I ask the guy what he has to get for it. His response is well one of the guys in the shop can scrap it for $500, so i have to get $600 can you do that? I already knew these go for much more than $600 in good working order, so what the heck for $600 even if this turns out to be complete garbage i can get my money back in scrap and in the motor which is a new 3 phase 7.5 hp which was replaced not that long ago.
So i rent a box truck with a liftgate, bring my strongest friend along and we load this 2000 lb beast into the truck and away we go. I get it home and takes 2 hours to get it out of the truck into the garage positioned where it currently sits (probably to never move again, this is HEAVY!)

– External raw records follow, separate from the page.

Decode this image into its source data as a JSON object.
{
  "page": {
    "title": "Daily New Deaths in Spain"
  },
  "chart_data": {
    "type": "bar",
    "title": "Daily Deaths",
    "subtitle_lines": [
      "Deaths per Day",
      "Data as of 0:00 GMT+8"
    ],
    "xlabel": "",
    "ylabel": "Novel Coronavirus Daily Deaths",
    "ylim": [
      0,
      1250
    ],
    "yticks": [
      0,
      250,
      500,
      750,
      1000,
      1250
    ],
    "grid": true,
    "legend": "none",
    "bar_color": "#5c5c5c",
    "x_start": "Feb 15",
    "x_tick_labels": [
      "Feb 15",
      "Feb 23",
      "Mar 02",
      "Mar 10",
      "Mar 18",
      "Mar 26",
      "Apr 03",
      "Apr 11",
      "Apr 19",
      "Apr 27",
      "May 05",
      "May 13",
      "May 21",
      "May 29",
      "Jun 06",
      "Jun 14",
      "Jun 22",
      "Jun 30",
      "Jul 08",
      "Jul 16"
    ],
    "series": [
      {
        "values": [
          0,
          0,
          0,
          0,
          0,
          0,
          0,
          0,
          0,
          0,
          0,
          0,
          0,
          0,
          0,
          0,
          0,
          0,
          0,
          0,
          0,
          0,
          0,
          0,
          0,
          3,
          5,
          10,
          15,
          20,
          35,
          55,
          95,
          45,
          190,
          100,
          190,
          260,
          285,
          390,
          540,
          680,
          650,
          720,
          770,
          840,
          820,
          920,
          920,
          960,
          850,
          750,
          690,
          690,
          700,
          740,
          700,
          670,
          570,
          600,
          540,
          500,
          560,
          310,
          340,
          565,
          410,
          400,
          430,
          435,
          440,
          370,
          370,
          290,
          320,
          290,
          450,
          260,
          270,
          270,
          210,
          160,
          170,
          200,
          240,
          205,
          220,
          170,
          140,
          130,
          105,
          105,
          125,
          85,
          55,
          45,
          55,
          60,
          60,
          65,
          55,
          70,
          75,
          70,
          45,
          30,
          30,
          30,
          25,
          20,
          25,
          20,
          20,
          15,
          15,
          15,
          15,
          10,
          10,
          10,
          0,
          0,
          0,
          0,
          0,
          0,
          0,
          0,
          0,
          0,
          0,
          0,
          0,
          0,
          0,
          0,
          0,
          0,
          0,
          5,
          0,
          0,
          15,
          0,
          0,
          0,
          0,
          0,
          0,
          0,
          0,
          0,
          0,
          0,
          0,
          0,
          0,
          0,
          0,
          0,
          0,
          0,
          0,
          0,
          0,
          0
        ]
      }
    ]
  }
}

Then let the work begin, more research on the site here about 3 phase motors and how to make them work on single phase power. I concluded my best option was to go with a phase converter, knowing the motor will only run at 75% capacity at 7.5 hp i didnt think that was a problem. While waiting on the converter and magnetic switch to make it run i began the cleaning greasing and lubing….then more cleaning and just when i thought i had all the sawdust out….more cleaning. The dust in the main body of the saw had been sitting in there so long the layers on bottom were starting to decay and turn into dirt. Got that all shoveled out, the motor removed, the slider all taken apart, bearing out…regreased and all put back together.

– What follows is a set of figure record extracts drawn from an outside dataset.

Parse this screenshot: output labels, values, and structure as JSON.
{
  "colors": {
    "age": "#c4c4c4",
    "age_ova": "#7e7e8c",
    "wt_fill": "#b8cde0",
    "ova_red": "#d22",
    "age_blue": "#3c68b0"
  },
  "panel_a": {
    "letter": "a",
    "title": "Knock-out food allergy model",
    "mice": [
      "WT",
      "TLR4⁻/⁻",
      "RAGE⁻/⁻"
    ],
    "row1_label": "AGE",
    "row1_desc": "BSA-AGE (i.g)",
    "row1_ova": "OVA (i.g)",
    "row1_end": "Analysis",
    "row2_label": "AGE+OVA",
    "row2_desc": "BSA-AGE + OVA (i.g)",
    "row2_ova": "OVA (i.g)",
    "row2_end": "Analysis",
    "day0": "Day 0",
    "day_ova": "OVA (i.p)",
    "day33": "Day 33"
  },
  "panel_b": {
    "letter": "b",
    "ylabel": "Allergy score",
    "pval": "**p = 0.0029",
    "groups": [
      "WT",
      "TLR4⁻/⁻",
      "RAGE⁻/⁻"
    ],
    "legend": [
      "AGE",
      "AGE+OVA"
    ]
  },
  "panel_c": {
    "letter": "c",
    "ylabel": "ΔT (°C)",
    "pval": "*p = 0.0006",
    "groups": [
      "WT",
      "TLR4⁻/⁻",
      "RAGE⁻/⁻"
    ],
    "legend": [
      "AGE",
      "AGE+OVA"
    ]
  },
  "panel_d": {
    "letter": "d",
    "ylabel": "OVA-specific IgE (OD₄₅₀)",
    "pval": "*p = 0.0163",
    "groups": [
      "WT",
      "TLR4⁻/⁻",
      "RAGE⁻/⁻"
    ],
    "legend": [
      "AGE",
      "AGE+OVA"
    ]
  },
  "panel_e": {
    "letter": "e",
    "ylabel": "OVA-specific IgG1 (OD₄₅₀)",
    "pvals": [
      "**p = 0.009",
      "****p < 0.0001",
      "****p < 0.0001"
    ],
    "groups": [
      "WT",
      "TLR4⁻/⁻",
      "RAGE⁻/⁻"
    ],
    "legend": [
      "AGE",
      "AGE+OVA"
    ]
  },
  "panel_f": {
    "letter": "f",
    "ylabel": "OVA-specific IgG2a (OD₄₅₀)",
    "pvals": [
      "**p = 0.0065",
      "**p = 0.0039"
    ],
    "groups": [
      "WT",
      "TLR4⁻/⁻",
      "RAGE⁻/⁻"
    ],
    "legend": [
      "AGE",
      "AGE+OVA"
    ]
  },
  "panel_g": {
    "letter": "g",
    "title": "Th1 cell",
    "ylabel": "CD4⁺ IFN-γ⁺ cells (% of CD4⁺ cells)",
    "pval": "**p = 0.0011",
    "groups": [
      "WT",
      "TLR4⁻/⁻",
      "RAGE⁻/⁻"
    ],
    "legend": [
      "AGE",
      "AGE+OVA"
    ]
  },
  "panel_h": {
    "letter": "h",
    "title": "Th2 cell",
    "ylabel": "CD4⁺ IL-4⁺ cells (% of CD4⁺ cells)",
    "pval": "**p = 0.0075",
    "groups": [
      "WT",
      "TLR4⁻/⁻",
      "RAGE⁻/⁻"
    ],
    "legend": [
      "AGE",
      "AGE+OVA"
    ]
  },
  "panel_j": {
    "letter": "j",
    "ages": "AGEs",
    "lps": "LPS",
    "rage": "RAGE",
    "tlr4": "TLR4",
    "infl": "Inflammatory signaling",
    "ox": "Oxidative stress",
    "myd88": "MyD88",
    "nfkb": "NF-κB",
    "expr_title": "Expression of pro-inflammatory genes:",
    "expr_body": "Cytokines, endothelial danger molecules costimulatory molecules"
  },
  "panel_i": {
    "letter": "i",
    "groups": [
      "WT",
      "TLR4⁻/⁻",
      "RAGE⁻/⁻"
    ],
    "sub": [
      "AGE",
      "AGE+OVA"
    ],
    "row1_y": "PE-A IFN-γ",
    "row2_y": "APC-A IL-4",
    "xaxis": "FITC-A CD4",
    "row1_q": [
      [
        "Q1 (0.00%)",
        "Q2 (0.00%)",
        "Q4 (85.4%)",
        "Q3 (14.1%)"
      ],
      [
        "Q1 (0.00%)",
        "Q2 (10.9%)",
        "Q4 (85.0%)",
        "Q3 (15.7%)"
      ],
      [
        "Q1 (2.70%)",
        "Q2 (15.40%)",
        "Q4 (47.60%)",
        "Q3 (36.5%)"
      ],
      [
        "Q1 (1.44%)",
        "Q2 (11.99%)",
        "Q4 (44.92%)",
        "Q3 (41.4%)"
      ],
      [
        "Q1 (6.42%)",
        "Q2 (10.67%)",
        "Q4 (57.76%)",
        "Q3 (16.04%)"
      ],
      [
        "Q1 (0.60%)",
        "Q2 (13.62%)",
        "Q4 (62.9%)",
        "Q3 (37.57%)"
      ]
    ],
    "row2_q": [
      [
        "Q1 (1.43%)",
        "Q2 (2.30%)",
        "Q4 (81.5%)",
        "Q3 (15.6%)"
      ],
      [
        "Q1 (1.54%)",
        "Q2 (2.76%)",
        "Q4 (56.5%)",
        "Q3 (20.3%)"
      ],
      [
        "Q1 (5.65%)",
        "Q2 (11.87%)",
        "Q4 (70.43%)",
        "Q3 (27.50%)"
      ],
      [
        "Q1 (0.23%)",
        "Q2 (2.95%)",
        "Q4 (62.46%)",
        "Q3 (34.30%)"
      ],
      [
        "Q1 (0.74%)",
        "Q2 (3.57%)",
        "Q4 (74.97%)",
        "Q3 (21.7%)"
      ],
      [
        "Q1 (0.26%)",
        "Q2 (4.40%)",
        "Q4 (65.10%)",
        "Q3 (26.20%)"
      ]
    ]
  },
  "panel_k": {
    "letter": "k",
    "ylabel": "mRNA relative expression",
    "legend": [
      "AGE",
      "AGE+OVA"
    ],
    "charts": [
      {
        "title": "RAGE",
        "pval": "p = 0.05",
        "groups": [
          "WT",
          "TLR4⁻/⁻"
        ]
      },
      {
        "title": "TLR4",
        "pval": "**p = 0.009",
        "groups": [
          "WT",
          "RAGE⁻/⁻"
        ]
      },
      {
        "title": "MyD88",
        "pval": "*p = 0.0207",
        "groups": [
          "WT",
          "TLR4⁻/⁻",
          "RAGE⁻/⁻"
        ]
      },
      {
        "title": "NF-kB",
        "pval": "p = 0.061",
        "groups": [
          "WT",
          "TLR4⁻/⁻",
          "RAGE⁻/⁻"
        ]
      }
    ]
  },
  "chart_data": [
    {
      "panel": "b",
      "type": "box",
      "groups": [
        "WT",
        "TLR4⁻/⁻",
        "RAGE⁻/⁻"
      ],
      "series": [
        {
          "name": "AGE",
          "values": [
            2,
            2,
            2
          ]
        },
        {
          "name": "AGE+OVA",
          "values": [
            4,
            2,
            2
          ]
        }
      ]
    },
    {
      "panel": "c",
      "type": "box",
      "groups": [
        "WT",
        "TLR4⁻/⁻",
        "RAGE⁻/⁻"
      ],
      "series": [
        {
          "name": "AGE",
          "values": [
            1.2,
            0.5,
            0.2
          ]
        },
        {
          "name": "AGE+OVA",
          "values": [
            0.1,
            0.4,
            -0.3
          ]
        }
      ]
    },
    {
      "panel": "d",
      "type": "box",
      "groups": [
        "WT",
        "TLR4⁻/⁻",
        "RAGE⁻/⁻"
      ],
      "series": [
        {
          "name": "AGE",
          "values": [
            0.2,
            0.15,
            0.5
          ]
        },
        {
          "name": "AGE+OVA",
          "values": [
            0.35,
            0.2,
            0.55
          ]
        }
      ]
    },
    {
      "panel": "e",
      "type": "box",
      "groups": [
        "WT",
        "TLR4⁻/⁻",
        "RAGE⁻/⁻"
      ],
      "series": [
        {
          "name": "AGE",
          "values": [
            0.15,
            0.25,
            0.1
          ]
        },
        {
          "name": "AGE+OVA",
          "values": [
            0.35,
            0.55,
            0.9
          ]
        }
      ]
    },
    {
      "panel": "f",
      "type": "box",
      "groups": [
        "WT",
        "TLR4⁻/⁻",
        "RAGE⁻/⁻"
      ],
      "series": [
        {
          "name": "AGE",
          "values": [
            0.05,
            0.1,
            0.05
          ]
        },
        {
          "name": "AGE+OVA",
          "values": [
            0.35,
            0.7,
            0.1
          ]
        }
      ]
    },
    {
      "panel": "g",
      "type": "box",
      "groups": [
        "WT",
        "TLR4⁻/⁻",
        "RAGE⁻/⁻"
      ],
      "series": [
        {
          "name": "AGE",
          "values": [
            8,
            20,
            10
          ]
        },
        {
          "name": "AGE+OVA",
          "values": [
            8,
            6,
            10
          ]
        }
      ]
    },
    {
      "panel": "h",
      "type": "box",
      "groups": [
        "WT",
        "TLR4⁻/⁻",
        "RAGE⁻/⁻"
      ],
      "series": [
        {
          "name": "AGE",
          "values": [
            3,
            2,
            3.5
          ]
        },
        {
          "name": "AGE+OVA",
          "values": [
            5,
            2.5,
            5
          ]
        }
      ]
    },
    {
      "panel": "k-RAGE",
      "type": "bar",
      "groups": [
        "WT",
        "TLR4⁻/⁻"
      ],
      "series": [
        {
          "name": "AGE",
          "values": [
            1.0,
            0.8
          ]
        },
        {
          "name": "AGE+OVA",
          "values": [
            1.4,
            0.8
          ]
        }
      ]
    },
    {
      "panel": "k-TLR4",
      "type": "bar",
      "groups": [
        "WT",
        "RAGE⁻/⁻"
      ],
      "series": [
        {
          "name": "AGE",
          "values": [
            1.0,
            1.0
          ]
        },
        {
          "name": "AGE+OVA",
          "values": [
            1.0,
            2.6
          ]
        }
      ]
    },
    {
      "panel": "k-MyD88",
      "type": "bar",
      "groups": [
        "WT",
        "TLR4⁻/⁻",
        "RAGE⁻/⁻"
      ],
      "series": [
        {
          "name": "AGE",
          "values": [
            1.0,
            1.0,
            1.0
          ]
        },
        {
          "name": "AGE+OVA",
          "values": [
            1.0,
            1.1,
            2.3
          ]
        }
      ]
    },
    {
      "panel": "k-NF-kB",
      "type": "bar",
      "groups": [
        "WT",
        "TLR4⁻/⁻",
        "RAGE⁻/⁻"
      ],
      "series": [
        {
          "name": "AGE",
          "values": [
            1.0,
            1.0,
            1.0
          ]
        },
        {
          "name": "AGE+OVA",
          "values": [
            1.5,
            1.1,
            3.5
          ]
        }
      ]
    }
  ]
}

Switch and converter came in…got that hooked up and the saw worked. It cut like crap but it worked. Next came one of a couple trips to rockler for parts to remake the crosscut fence, miter slot, and get the various bits and pieces i felt i needed. a trip to the non-orange one for a sheet of melamine for the fences and extension tables and i was about in business.
After about 3 weeks of fooling with this it cuts perfectly! Exactly square..everything is parallel and perpendicular to the blade where it should be. Then the final step was adding a new forrest woodworker 2 blade. I bought one for general cutting and a plywood/thin veneer blade.
All told i spent right about $1500 including the truck rental to get it to my house. Great deal for a now excellent 8 foot european sliding tablesaw. I couldn’t be happier with it….well maybe with a new coat of paint but thats a whole new project.